The order of the heuristics in the publish date detection has been improved to reduce the number of false positives, the support for JSON+LD has also been improved to support additional cases.

Marginalia uses a long list of different heuristics to try to detect the publish date of a document. It was previously assumed that HTML5’s <time[pubdate="pubdate"]> element would generally contain a valid publish date for the current document, but this is not always the case, as some blogging platforms also include <article>-tags, including <time> for snippets of other articles. The heuristics have been reordered to try to detect the date from other sources first, and then fall back to the <time> element as one of the less reliable heuristics.

Commit: 619fb8ba

Response cache for the API service to help misconfigured clients

It’s been a long standing problem that some misconfigured API consumers spam the API endpoint with the same query multiple times in a row, very rapidly consuming the rate limit. A cache has been added before the rate limit that will return the same result for the same query within a short time window “for free”.

This was also a good opportunity to clean up the API service a bit and improve the test coverage.

Commit: 112f43b3

Minor Fixes

  • Stopgap fix for a bug in dealing with quote terms containing stop words. 6fae51a8
  • Fix data loading bug where domains with some IPv6 addresses would blow up. d42ab191
  • Fix bug where some synthetic keywords would fail to return results. df1850bd

Experiments That Never Made It

A wise man once said “it’s not R&D if you aren’t throwing away half your work”. Here are some of the experiments that didn’t make it into production.

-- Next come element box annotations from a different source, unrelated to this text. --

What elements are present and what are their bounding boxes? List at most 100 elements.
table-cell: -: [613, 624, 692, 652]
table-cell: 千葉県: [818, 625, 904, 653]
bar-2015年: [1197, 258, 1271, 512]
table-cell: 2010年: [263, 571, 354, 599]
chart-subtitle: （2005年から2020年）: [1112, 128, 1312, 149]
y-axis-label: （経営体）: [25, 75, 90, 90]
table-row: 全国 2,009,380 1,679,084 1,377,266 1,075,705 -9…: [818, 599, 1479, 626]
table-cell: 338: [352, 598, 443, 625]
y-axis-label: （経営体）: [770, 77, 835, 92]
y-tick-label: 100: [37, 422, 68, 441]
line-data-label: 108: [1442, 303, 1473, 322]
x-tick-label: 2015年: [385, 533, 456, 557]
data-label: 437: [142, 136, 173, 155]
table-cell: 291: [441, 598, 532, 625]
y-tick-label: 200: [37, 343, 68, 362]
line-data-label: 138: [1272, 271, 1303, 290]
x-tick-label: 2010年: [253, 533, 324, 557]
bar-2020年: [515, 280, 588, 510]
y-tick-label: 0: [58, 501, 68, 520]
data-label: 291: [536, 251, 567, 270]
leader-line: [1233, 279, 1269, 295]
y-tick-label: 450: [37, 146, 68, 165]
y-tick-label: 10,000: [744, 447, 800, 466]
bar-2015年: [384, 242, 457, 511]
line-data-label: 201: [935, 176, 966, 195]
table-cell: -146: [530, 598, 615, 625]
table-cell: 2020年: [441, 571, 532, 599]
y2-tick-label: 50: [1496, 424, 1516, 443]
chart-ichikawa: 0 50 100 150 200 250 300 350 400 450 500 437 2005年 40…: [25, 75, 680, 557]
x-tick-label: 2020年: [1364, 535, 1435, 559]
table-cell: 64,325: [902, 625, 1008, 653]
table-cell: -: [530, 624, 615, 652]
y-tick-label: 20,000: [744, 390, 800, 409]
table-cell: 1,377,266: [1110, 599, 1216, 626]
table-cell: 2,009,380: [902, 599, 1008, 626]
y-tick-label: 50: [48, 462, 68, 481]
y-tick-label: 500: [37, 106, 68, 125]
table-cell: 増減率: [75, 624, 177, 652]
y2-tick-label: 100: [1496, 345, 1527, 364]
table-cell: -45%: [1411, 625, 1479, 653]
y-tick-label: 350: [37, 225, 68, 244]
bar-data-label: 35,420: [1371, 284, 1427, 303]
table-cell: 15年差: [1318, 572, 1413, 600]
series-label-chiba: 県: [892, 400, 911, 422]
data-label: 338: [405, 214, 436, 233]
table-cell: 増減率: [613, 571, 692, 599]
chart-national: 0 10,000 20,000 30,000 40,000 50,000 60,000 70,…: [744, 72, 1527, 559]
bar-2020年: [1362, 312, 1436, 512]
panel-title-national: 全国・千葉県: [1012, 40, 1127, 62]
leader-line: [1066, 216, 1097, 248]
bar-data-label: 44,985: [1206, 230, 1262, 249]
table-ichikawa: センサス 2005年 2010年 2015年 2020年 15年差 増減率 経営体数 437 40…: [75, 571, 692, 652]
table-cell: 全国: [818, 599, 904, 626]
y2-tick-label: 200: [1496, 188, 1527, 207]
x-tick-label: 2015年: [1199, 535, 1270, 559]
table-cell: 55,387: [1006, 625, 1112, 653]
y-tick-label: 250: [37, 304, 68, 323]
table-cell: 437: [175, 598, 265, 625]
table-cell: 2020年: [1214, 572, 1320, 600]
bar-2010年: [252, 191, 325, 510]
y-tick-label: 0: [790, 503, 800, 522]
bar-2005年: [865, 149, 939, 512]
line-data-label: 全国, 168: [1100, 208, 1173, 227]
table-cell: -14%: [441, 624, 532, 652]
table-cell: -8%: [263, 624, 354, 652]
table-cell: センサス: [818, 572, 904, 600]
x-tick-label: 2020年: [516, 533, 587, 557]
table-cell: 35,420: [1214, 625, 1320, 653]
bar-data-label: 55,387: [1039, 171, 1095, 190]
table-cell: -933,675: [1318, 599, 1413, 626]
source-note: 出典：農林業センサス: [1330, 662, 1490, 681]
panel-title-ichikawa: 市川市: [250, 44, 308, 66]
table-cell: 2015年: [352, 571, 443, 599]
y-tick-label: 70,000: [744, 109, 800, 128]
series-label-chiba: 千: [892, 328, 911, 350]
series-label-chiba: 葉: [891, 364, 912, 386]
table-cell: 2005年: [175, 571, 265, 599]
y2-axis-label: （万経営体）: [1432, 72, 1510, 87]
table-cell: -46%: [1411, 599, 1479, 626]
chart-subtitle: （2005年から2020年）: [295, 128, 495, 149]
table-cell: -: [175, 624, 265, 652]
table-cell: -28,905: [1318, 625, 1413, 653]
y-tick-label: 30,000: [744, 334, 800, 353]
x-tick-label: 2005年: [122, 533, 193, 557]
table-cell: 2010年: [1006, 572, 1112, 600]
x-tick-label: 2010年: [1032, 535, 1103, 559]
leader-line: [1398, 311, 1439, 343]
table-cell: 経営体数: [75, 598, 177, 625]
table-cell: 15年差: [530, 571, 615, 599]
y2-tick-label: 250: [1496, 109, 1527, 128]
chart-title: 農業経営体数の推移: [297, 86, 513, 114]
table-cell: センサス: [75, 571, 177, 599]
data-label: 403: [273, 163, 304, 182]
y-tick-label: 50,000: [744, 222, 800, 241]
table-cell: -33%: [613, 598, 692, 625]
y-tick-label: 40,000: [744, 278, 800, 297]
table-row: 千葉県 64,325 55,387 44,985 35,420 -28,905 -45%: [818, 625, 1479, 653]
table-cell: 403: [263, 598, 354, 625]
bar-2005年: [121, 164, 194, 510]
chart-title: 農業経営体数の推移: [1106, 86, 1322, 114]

A synthetic keyword for image filenames that look like they come out of a smartphone

Alongside the file keywords, an experiment was run with generating a synthetic keyword for image filenames that look like they come out of a smartphone, e.g. filenames with the format “IMG_nnnnnn.jpg”. While very easy to build, this turned out to be not very useful. The idea was scrapped.

LDA topic modeling

Latent Dirichlet Allocation (LDA) is a popular topic modeling algorithm that’s often used to extract topics from a corpus of documents. The idea was to use this to offer additional ways of navigating the web. The idea was scrapped because the results were not quite useful. The main work involved porting the LDA implementation in Mallet from a very old style of Java to a modern one. Since this was a fairly large task, it was decided to keep the code around in a branch in case it could be useful for other purposes.

Performance wise it might be plausible to do something with LDA in the future. The branch with the patched Mallet code is available here.